Shootdown | |
---|---|
Date | 14 June 1940 |
Summary | Airliner shootdown |
Site | Baltic Sea, near Keri island, Estonia 59°47′1″N 25°01′6″E / 59.78361°N 25.01833°E |
Aircraft | |
Aircraft type | Junkers Ju 52 |
Aircraft name | Kaleva |
Operator | Aero O/Y |
Registration | OH-ALL |
Flight origin | Ülemiste Airport |
Destination | Helsinki-Malmi Airport |
Occupants | 9 |
Passengers | 7 |
Crew | 2 |
Fatalities | 9 |
Survivors | 0 |
Kaleva was a civilian Junkers Ju 52 passenger airplane belonging to the Finnish carrier Aero O/Y. On 14 June 1940, as Flight 1631 from Tallinn in Estonia to Helsinki in Finland, it was shot down over the Gulf of Finland by two combat aircraft of the Soviet military and drowned near the Estonian Keri island, killing all nine on board.[1] The incident occurred during the Interim Peace between the Soviet Union and Finland, and at the outset of the Soviet occupation of Estonia.
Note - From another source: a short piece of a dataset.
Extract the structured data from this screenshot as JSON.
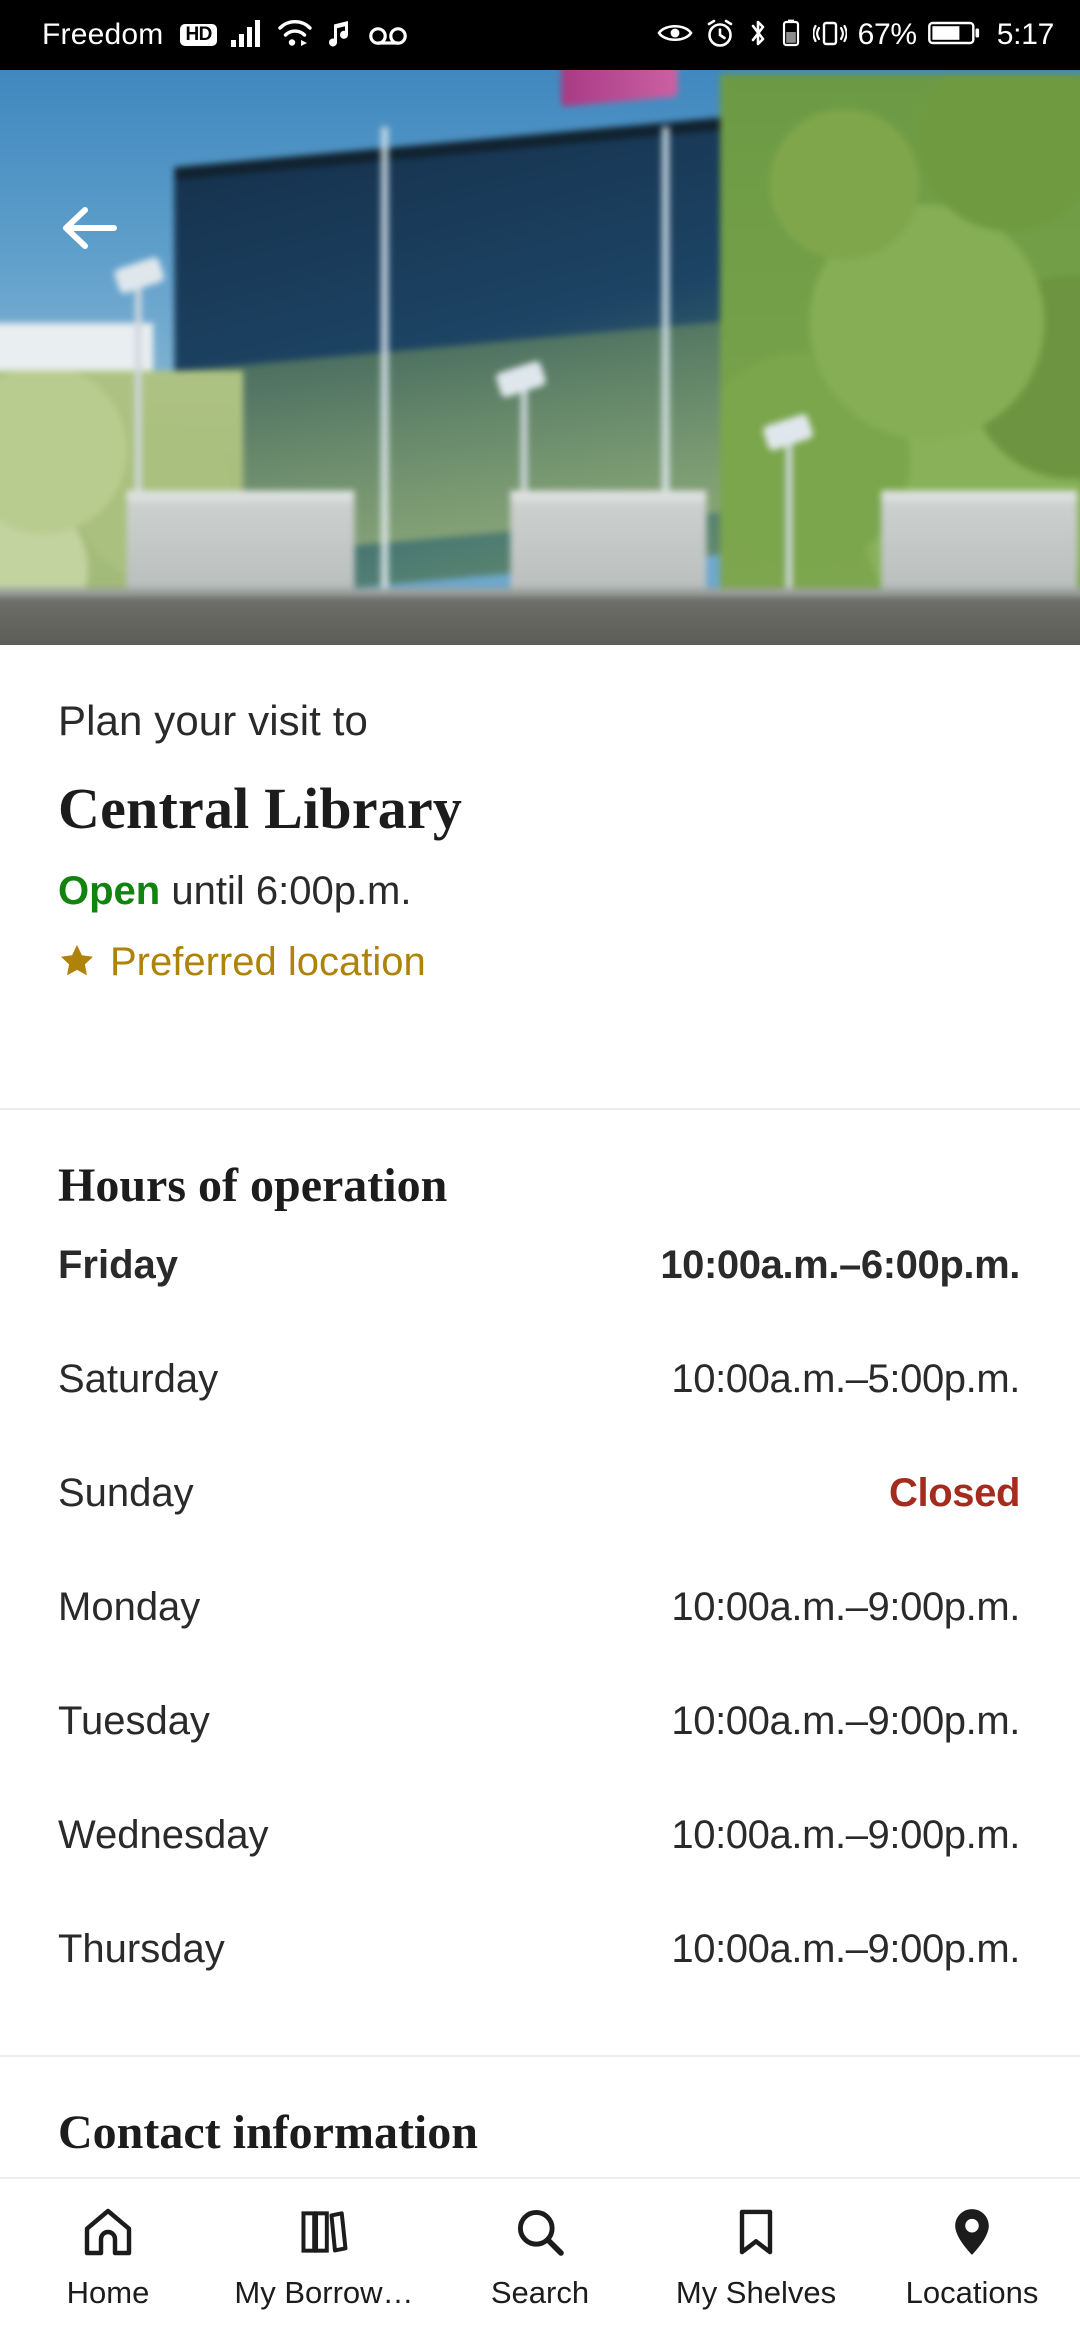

Kaleva was the second civilian passenger airplane ever to be attacked midair, and the first airliner in history to be shot down in flight, by hostile aircraft.
The airplane's wreck was found on 5 June 2024 by Estonian unmanned underwater vehicles near the Keri lighthouse in Estonian territorial waters.[2] The wreck is located at a depth of 71 to 76 meters.[2]